One of the most interesting throw-away lines at the recent TechEd show was that Entity Framework was about four times slower than LINQ for SQL, because Entity Framework was a generic solution that could be used with a variety of data stores, and wasn’t optimized for SQL Server.
This set us thinking about what the basis on which such statements are made.
LINQ-to-SQL generated a lot of interest from users but “isn’t getting the love” at Microsoft because it was always seen as a stop-gap. By contrast, Entity Framework is the apple of the Microsoft eye, but has never received much affection from the users. What most programmers wanted was a simple abstraction layer to allow to them to focus on the ‘application domain’ and not have to immerse themselves too deeply in the arcane workings of relational databases. The project to provide this simple layer has been fumbled, mainly because there isn’t a clear solution for all common application architectures.

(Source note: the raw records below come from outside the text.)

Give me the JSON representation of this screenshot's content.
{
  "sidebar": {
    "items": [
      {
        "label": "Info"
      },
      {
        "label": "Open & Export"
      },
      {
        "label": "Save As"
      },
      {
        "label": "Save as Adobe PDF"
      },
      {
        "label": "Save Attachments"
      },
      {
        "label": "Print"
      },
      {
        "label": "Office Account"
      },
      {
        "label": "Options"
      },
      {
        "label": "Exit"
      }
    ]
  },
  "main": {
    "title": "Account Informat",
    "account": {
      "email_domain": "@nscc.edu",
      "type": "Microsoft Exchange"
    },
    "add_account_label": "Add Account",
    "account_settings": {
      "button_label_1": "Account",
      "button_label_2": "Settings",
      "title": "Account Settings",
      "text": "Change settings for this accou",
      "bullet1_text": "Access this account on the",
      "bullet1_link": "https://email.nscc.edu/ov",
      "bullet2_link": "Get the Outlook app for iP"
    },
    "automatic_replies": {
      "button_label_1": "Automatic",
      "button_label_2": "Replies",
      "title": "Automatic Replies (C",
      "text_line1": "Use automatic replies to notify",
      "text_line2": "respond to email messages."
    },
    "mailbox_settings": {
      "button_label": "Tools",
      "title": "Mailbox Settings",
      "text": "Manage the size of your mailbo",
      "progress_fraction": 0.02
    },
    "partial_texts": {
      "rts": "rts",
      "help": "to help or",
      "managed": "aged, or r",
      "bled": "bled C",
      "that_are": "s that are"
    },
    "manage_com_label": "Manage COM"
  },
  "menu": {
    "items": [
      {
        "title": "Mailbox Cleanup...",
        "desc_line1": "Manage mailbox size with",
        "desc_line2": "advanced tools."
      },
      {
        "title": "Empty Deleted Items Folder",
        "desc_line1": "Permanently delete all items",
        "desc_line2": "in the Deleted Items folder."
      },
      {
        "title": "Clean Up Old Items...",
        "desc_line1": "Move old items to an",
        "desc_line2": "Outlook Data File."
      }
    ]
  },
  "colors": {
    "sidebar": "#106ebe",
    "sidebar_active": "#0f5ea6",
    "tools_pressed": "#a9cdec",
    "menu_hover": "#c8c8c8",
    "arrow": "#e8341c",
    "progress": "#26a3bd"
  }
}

The trouble is that abstraction layers come at a cost: they make applications run slower, but how much slower? The message from Microsoft and the MVPs about the architecture of data-driven applications seems confused, possibly because it isn’t easy to quantify this performance cost.
All attempts at abstraction, including LINQ, seem to result in a solution that is considerably slower than that which can be achieved through intelligent use of SQLDataReader, or a simple interface based on SQLClient and stored procedures. However, performance comparisons between the various architectures seem to be either anecdotal or dependant on too many variables. Comparisons between LINQ and EF, for example, vary wildly according to whether LINQ queries are pre-compiled, and whether the SQL Query plan is cached and reused. Brian Dawson’s benchmarks of Entity Framework against SQLClient and LINQ solutions, which are the most widely-known, illustrate the range of factors that can change the results of timings. For example, he was able to show a 28% performance gain in EFs performance by merely pre-generating the views!
It is extraordinarily difficult to apply a benchmark to the various ORM solutions in a fair and consistent way, but that doesn’t mean that the community of users shouldn’t be doing it. I’d like to see a production-size application being used, with the full range of timing criteria being decided ‘up-front’. In other words, we need to decide before we start on what timings are fair measures of performance, and then stick to that definition. After all, you don’t decide where the finishing post is after the horse-race is over, do you?
I’d be fascinated to know what you think about this. What are your experiences of nHibernate, Entity Framework and LINQ to SQL? Do you think that the obvious benefit of a full abstraction layer is really worth the performance cost of all the additional overhead?